Korman, Gordon. The Juvie Three. Teenagers Gecko, Arjay and Terence are given a second chance at life when Douglas Healy selects them to live with him in a New York group home. Arjay and Gecko are determined to not do anything to put them back in jail, but arrogant Terence is not convinced of this new lifestyle. When Terence causes an accident that knocks Healy unconscious and results in amnesia, the three boys create a plan to cover for Healy in hopes he will regain his memory and remember his promise to take them in. Humor and sadness blend together in each boy's distinct voice and their situations
Lockhart, E. The Disreputable History of Frankie Landau-Banks. A nottie-turned-hottie, Alabaster Prep sophomore Frances "Frankie" Landau-Banks discovers that her handsome, popular boyfriend Matthew belongs to the same all-male secret society her father once belonged to -- the Loyal Order of the Basset Hounds. Inspired by a class paper, Frankie assumes a fake online identity in order to become a member and secretly initiates a series of mischievous deeds to gain their approval. Proving she has both beauty and brains, Frankie realizes her antics are not appreciated by all and learns a fast lesson about love and loyalty.
McMann, Lisa. Wake. Ever since she was eight years old, high school student Janie Hannagan has been uncontrollably drawn into other people's dreams, but it is not until she befriends an elderly nursing home patient and becomes involved with an enigmatic fellow-student that she discovers her true power.
Rhodes-Courter, Ashley. Three Little Words. A memoir of a young woman who spent nine years of her life in fourteen different foster homes. Despite the instability of her life and the abuse of one foster family, she finds the courage to succeed.
Scott, Elizabeth. Stealing Heaven. Dani is forced to decide between her nomadic life with her mother as a traveling thief and the life she has always wanted when they reach the town of Heaven, a place where good people reside and simple pleasures are appreciated.
Yoo, Paula.
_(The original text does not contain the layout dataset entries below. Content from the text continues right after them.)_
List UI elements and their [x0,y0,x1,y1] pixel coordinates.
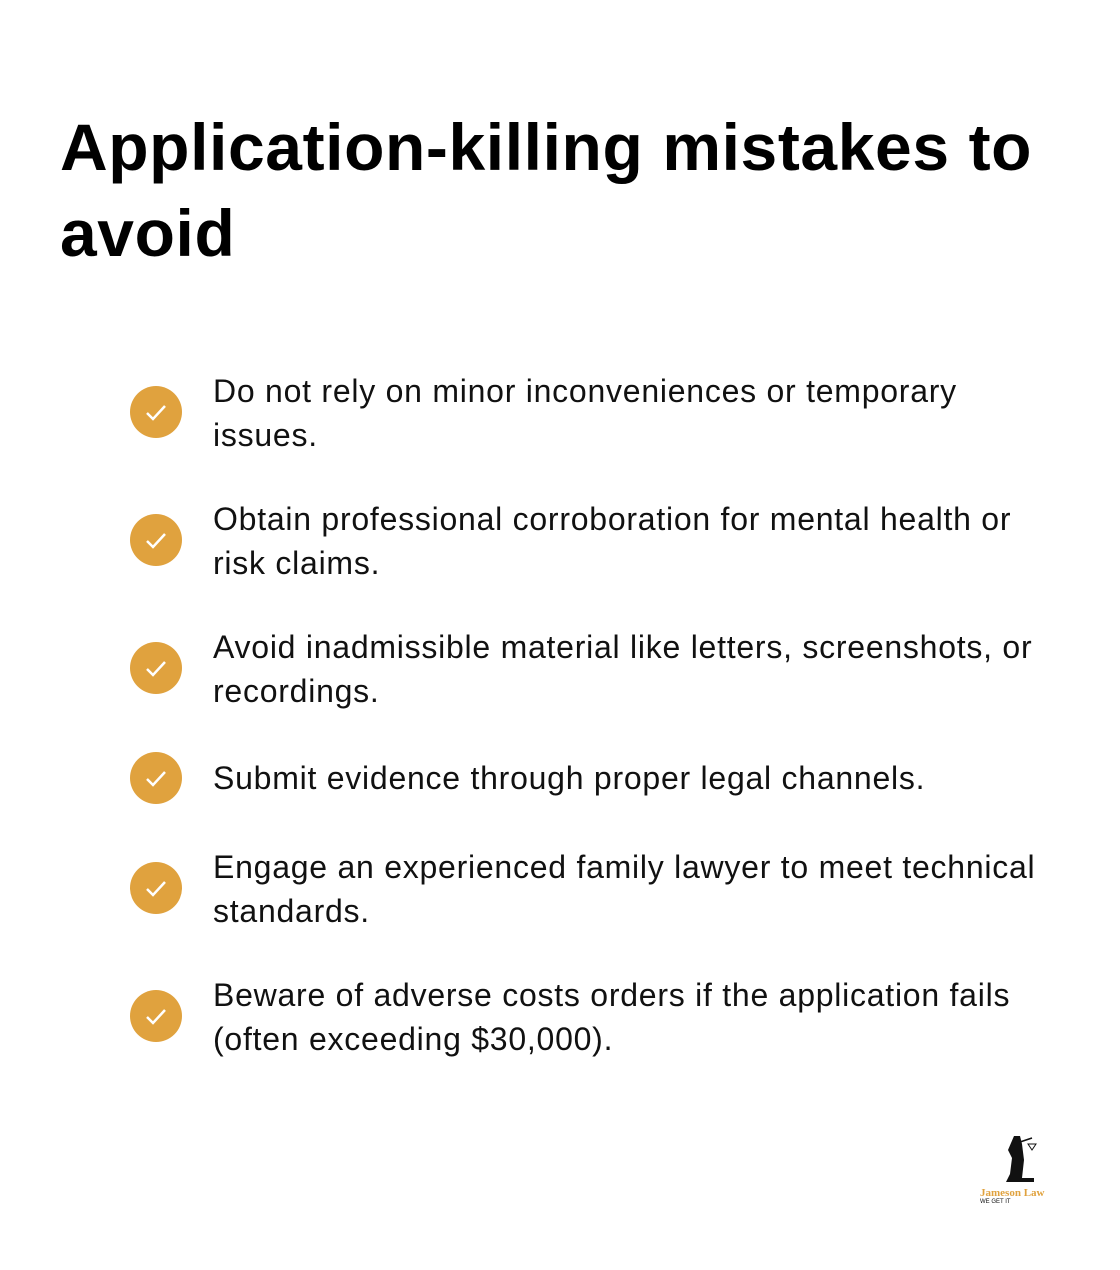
text: issues. [213,417,318,453]
brand text: Jameson Law [980,1187,1044,1199]
text: Beware of adverse costs orders if the application fails [213,977,1010,1013]
icon: justice figure [1006,1136,1037,1182]
icon: check [130,642,182,694]
item 1 [130,373,957,453]
text [213,501,1011,581]
icon: check [130,990,182,1042]
text: recordings. [213,673,380,709]
text [213,977,1010,1057]
text: standards. [213,893,370,929]
title: avoid [60,196,235,270]
icon: check [130,514,182,566]
text: Obtain professional corroboration for mental health or [213,501,1011,537]
icon: check [130,862,182,914]
text: Avoid inadmissible material like letters, screenshots, or [213,629,1032,665]
text [213,849,1035,929]
logo [980,1136,1044,1205]
text: (often exceeding $30,000). [213,1021,613,1057]
text [213,629,1032,709]
text [213,373,957,453]
item 5 [130,849,1035,929]
title [60,110,1032,270]
text: risk claims. [213,545,380,581]
text: Do not rely on minor inconveniences or temporary [213,373,957,409]
icon: check [130,386,182,438]
item 4 [130,752,925,804]
item 3 [130,629,1032,709]
title: Application-killing mistakes to [60,110,1032,184]
text: Submit evidence through proper legal channels. [213,760,925,796]
item 2 [130,501,1011,581]
logo: WE GET IT [980,1199,1011,1205]
item 6 [130,977,1010,1057]
icon: check [130,752,182,804]
text: Engage an experienced family lawyer to meet technical [213,849,1035,885]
Good Enough. HarperCollins Publishers. A Korean American teenager tries to please her parents by getting into an Ivy League college, but a new guy in school and her love of the violin tempt her in new directions.
Zarr, Sara. Sweethearts. Little, Brown & Company. Trying to forget most of her traumatic past, 17-year-old Jennifer transforms herself from the unpopular, fat girl into the beautiful and popular Jenna. When her childhood friend Cameron -- whom she believed died eight years ago -- unexpectedly returns, Jenna is confronted with memories both good and bad, and is forced to deal with the reality of their lives and shared past. Through flashbacks, readers gain an understanding of the social and emotional turmoil the teens faced as children and how those events shaped their current lives.